No elegimos vivir así, Laura. No podemos abandonar a su madre en ese estado. Cuando se recupere, Adrián podrá volver a la ciudad.
Laura sonrió con ironía:
Seguro que hasta corre una maratón antes de mejorar. Creo que exagera su enfermedad. Tú antes eras diferente, Valeria. ¿Qué te ha pasado?
No lo sé Bueno, si necesitas algo, avísame.
Cuando sonó el teléfono, era su jefe.

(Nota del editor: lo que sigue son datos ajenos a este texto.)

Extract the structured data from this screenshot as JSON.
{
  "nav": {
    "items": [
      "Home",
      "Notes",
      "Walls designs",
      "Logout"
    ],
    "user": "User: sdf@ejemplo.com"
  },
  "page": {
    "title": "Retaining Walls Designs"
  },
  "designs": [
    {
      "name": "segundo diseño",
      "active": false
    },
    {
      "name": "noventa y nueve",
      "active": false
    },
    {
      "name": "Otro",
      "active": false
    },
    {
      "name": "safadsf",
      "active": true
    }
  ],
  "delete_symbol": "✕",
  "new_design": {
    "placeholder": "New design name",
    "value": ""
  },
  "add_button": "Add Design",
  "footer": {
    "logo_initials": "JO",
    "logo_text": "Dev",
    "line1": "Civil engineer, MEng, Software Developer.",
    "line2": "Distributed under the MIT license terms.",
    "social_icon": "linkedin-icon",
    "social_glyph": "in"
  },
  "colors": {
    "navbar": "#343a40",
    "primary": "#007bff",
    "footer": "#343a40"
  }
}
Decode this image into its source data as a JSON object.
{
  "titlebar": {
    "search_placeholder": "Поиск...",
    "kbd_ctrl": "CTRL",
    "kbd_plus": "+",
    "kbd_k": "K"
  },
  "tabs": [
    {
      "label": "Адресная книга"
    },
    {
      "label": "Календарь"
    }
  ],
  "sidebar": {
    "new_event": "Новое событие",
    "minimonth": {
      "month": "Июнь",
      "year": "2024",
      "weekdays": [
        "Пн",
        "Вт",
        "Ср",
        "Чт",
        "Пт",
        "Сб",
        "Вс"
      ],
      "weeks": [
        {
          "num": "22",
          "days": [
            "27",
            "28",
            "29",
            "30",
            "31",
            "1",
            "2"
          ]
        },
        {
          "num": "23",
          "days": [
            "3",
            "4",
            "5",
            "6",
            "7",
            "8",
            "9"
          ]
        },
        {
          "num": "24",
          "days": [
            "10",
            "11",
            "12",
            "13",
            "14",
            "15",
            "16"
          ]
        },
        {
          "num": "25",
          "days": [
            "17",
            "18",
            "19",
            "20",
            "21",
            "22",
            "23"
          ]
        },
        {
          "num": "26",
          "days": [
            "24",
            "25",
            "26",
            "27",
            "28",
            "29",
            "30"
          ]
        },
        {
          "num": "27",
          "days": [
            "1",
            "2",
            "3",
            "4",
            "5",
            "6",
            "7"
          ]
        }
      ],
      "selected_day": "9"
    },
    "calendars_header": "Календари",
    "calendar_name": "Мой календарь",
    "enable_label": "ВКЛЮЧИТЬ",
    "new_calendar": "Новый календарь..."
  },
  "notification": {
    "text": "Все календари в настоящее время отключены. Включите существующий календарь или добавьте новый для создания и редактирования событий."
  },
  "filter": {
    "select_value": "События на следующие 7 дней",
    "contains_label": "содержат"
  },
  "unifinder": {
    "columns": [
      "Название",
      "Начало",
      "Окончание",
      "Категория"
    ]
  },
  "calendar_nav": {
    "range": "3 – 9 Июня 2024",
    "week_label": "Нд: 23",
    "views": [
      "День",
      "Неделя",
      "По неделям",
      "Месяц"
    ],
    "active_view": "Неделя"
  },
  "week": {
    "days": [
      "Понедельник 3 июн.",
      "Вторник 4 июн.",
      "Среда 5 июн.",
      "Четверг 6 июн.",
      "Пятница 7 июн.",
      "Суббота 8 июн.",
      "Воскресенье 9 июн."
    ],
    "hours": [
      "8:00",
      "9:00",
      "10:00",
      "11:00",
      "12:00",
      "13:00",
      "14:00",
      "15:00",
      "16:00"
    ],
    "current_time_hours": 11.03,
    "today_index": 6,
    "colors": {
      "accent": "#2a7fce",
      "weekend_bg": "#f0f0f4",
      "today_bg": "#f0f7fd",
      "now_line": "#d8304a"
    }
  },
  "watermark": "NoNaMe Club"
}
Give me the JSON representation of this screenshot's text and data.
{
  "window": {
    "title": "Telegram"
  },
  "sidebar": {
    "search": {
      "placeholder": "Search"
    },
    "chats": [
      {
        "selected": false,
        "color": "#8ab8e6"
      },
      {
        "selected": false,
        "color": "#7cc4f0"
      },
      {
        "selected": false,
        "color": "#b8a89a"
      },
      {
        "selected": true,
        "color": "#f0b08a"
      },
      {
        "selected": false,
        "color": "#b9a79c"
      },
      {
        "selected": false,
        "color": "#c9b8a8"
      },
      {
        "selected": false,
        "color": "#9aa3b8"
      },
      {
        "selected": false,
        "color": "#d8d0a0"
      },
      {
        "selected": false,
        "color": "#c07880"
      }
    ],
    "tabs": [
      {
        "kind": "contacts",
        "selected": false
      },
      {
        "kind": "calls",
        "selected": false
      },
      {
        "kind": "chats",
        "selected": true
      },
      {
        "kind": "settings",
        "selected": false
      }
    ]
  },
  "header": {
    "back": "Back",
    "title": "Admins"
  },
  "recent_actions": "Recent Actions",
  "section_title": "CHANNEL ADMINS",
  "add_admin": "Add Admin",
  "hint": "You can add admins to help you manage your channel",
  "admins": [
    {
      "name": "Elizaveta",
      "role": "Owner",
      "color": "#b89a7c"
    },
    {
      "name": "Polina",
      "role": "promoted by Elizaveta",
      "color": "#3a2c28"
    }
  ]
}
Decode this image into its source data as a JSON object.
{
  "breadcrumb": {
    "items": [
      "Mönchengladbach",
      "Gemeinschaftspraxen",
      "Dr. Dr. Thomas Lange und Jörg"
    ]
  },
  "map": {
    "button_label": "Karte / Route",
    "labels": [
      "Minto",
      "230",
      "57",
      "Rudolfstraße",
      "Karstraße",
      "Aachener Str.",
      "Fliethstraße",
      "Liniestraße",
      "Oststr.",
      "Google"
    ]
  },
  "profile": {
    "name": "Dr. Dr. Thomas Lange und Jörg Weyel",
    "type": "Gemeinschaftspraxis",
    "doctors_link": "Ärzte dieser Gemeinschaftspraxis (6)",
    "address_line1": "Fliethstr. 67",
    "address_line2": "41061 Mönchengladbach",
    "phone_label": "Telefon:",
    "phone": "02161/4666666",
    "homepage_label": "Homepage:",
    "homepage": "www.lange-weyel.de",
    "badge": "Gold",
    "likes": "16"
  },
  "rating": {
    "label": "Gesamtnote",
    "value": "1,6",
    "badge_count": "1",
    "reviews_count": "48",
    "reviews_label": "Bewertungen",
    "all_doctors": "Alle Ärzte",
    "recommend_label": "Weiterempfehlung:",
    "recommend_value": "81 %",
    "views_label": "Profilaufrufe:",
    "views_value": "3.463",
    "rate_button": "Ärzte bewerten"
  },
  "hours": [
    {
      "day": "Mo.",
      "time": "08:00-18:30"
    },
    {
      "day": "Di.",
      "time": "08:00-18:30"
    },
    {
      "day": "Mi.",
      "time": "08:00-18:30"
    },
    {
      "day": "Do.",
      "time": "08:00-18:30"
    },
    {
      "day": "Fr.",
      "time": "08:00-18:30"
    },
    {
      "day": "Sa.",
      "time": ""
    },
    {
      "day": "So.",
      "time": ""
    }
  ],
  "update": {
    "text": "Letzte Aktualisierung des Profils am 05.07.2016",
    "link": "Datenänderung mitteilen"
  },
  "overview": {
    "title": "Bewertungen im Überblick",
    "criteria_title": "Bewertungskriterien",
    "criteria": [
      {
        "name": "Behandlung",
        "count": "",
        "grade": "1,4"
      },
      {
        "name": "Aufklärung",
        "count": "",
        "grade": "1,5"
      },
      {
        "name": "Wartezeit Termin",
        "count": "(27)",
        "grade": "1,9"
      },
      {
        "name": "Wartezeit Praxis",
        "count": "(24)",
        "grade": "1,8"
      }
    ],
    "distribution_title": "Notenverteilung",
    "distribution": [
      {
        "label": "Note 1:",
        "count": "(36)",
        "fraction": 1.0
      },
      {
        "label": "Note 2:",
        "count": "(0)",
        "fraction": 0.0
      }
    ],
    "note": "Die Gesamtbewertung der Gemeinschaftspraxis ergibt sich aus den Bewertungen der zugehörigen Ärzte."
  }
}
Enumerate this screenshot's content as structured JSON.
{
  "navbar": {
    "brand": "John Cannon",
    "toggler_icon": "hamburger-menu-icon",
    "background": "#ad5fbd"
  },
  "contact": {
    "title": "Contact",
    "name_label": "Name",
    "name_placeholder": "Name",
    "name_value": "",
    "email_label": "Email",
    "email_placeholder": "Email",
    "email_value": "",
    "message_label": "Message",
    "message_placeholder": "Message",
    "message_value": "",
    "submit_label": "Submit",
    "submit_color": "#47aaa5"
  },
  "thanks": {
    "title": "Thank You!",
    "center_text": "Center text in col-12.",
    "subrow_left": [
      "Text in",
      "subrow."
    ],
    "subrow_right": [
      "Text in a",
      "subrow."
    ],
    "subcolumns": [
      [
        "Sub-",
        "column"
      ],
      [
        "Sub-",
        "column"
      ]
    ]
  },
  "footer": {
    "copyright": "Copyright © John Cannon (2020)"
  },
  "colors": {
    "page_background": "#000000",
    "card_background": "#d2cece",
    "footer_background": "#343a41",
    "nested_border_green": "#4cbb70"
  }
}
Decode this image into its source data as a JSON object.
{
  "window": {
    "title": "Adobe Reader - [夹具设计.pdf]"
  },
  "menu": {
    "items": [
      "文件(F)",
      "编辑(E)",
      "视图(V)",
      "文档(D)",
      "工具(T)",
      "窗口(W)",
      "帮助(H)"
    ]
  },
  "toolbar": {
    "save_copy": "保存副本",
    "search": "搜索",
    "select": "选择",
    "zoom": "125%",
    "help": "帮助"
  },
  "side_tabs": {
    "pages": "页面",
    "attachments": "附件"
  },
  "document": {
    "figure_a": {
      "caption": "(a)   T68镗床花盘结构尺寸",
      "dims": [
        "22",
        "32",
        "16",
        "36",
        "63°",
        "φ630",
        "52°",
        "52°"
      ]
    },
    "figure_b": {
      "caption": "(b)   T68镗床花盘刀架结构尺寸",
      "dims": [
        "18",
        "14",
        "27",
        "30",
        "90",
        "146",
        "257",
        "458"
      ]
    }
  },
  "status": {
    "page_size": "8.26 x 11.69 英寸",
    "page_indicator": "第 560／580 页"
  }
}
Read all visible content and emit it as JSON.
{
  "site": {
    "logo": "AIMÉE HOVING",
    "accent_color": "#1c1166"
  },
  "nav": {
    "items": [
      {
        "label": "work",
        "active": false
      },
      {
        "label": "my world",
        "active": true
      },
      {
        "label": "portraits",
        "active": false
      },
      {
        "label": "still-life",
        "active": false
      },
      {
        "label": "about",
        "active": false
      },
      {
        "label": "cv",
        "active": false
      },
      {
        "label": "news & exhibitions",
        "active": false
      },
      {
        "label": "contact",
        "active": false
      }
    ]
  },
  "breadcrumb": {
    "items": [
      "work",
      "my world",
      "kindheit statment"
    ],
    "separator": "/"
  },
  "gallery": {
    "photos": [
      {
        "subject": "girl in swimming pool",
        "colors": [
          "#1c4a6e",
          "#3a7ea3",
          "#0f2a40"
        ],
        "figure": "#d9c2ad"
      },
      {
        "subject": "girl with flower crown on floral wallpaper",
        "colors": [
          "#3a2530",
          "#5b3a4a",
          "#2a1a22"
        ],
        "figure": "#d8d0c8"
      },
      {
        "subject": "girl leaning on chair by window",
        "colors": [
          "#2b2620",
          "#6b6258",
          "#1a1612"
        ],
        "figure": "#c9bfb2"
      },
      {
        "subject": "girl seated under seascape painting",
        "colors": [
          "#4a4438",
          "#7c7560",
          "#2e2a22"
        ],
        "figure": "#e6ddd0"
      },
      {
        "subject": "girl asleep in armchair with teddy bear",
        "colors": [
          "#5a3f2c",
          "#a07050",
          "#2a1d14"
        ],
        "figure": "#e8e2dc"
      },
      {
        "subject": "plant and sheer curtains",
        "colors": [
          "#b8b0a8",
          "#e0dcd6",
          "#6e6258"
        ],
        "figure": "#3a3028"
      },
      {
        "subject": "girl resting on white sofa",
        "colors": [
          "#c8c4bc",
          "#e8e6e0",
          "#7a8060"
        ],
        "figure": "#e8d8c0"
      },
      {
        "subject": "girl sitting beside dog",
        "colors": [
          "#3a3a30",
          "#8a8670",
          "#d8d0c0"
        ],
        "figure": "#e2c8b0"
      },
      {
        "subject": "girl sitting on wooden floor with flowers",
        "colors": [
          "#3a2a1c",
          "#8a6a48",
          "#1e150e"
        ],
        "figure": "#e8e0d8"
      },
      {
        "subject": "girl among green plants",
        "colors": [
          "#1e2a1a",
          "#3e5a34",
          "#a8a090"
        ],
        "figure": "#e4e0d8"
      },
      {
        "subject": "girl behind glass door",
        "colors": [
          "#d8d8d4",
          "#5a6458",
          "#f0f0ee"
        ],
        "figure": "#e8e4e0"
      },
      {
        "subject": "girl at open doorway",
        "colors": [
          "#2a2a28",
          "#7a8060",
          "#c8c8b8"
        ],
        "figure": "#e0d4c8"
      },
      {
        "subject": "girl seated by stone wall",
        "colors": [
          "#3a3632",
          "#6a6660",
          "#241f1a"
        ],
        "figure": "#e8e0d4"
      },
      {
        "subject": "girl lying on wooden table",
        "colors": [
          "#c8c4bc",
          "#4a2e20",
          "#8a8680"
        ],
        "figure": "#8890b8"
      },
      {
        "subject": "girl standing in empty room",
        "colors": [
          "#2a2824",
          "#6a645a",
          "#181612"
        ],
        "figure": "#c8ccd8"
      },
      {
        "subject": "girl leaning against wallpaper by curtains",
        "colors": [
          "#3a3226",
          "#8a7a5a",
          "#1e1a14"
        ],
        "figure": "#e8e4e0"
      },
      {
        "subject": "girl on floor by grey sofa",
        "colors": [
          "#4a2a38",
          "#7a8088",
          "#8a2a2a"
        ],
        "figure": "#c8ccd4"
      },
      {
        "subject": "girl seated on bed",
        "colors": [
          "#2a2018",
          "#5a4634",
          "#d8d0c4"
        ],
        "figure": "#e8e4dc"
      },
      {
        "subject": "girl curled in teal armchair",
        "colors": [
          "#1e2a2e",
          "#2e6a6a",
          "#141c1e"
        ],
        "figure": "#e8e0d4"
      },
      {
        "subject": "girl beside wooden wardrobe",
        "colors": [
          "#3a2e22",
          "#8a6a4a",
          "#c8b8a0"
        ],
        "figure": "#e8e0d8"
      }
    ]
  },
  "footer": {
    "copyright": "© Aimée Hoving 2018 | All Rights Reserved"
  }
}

Le informó de un viaje de trabajo al día siguiente, cerca del mediodía. Valeria se alegró: significaba un ingreso extra y, además, una excusa para evitar las llamadas de Adrián y su madre.
Al anunciar el viaje, el ambiente en casa se alivió. La noche transcurrió tranquila, aunque durmieron en camas separadas para no molestar a la suegra. Valeria no discutió, incluso se sintió aliviada. Estaba agotada y se durmió rápido.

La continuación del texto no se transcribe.